Let \(Z\) be the assignment status (\(Z=1\) if encouraged to watch the mayoral debate), \(D\) be the treatment (\(D=1\) if a respondent watches the debate), and \(Y\) be the change in their view of candidates.
# Download the dataset (http://hdl.handle.net/10079/kh189dd)
dat5 <- read.csv("W5_MayoralDebates.csv")
kable(head(dat5))
Z | D | Y |
---|---|---|
0 | 0 | 0 |
0 | 0 | 0 |
1 | 0 | 0 |
1 | 1 | 1 |
1 | 1 | 0 |
0 | 0 | 1 |
# Approach 1: Estimate CACE by separately computing ITT and ITT_D
model_itt <- tidy(lm_robust(Y ~ Z, data = dat5))
kable(model_itt)
coefficient_name | coefficients | se | p | ci_lower | ci_upper | df | outcome |
---|---|---|---|---|---|---|---|
(Intercept) | 0.4181818 | 0.0221928 | 0.0000000 | 0.3746318 | 0.4617318 | 998 | Y |
Z | 0.0570657 | 0.0314219 | 0.0696533 | -0.0045949 | 0.1187263 | 998 | Y |
model_ittd <- tidy(lm_robust(D ~ Z, data = dat5))
kable(model_ittd)
coefficient_name | coefficients | se | p | ci_lower | ci_upper | df | outcome |
---|---|---|---|---|---|---|---|
(Intercept) | 0.1616162 | 0.0165615 | 0 | 0.1291168 | 0.1941156 | 998 | D |
Z | 0.2047205 | 0.0271084 | 0 | 0.1515244 | 0.2579166 | 998 | D |
# CACE is a ratio of ITT/ITT_D
model_itt$coefficients[2]/model_ittd$coefficients[2]
## [1] 0.2787494
# Approach 2: Use ivreg to do 2SLS in one step
library(AER)
model_cace <- ivreg(Y ~ D | Z, data = dat5)

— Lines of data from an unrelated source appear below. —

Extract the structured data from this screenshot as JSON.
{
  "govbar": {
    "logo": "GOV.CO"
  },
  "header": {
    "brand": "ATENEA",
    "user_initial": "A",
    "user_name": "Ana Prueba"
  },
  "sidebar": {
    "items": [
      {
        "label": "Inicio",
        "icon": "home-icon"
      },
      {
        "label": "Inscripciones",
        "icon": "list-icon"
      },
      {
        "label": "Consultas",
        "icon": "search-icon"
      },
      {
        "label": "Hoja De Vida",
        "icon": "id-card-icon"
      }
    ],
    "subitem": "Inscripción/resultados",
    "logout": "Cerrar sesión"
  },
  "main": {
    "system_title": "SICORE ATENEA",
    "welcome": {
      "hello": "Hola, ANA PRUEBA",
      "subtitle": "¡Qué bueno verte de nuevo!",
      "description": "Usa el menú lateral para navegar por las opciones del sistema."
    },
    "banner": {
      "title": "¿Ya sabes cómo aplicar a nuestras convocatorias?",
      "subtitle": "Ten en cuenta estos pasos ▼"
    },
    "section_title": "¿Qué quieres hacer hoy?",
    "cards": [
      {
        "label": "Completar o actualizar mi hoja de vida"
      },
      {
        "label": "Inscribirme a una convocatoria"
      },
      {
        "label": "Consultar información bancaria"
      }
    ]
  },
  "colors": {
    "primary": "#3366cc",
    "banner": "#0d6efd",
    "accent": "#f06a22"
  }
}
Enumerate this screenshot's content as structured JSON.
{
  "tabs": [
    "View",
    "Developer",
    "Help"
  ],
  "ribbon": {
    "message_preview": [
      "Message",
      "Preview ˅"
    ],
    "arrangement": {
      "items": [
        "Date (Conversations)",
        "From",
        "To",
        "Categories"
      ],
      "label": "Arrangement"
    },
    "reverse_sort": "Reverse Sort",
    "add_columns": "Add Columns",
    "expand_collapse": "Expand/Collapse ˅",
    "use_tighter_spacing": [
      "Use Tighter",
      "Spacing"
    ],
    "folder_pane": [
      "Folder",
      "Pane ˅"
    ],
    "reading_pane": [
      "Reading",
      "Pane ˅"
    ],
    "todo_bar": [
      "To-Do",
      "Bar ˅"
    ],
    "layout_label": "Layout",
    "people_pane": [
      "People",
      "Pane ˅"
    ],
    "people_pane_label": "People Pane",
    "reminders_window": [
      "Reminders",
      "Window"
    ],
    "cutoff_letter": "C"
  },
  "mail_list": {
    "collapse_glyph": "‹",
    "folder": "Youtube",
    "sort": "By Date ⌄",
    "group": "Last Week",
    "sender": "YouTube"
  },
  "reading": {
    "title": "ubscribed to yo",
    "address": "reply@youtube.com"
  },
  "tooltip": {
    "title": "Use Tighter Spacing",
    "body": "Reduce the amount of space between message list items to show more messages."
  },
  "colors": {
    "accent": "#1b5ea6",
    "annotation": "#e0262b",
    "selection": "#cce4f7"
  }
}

# Note that ivreg takes a formula of the type: Outcome ~ Endogenous
# Regressor + Covariates | Exogenous Instrument + Covariates
summary(model_cace)
##
## Call:
## ivreg(formula = Y ~ D | Z, data = dat5)
##
## Residuals:
## Min 1Q Median 3Q Max
## -0.6519 -0.3731 -0.3731 0.6269 0.6269
##
## Coefficients:
## Estimate Std. Error t value Pr(>|t|)
## (Intercept) 0.37313 0.04346 8.585 <2e-16 ***
## D 0.27875 0.15299 1.822 0.0688 .
## ---
## Signif. codes: 0 '***' 0.001 '**' 0.01 '*' 0.05 '.' 0.1 ' ' 1
##
## Residual standard error: 0.4952 on 998 degrees of freedom
## Multiple R-Squared: 0.00992, Adjusted R-squared: 0.008928
## Wald test: 3.32 on 1 and 998 DF, p-value: 0.06876
Note: The point estimate for the CACE is 0.2787, and the 95% confidence interval is \(\hat{CACE} \pm1.96 \cdot 0.15299\), that is: \([-0.0211, 0.5785]\).
Method 1: \(\hat{CACE} = \frac{\hat{ITT_Y}}{\hat{ITT_D}} = \frac{E[Y_i|Z=2] - E[Y_i|Z=0]}{E[D_i|Z=2] - E[D_i|Z=0]}\)
Method 2: \(\hat{CACE} = E[Y_i(Z=2,D=1)|C] - E[Y_i(Z=1,D=0)|C]\)
Note: (1) The difference-in-means estimator used in Method 2 is unbiased, while the ratio estimator used in Method 1 is biased. Both estimators are consistent. (2) Placebo designs are “over-identified” because the same data produce two estimates of the complier average causal effect.